Message par satya » 17 Mars 2012 10:20

oula
Kalipso a écrit : 200 ruches quand t'as des machines et tout le tralala c'est rien mais quand tu dois y faire à la main c'est le goulag..
Bizz :gene3:


il y a une doc je sais plus ou avec un tableau qui compare l'apiculture conventionel et une naturel

conventionel: beaucoup d'intrant (cadre gaufré,traitement,sucre,deplacement++,temps) ;redement elever sur une echele de 100 t'a cramé 75

en naturel on va dire peu d'intrant ,beaucoup moins de temps et on laisse du miel aux abeilles ducoup rendement peu elever
mais au final tu y gagne (et les abeilles aussi)

c'est comme M Fukuoka avec ses cereales quelques grosses interventions dans l'année la moisson a la main ,mais le reste du temps ca suit sont cour tout seul ,les plantes nous ont pas attendu pour pousser ,ni les abeilles pour bituner :)
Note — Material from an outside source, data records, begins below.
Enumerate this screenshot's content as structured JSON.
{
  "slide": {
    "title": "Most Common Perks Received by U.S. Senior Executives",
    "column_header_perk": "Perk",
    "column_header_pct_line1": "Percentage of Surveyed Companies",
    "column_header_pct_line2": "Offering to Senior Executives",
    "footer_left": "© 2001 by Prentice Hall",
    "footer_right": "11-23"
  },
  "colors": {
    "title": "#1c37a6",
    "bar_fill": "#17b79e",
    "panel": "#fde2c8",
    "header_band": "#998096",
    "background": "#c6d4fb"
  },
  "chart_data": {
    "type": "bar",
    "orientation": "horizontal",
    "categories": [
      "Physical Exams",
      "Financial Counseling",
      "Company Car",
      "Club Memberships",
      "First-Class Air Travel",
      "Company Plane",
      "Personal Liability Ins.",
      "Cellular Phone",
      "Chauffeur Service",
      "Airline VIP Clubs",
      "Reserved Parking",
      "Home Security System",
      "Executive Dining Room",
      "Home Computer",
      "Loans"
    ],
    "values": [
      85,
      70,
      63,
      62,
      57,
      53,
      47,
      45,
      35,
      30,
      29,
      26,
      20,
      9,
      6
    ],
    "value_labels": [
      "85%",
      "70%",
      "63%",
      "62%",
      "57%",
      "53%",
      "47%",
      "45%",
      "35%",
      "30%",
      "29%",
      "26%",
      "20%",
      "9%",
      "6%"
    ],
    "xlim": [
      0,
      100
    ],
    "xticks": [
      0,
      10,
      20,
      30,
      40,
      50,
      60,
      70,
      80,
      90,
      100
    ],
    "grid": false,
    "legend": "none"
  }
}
il faut voir que l'agriculture actuel est une enorme machine a bouffé du petrole et derivé ,enfin vous connaissait tous l'histoire ;et l'a bio rentre dans le meme shéma et me sort legerement par les .....
en plus de devoir casqué par ce que l'état taxe ;tu achete du bio de chine ,legumes sur plastique ......
bio bio bio bio

GRrrrr la honte faut toujours qu"ils" detournent les choses ;nature et progret.....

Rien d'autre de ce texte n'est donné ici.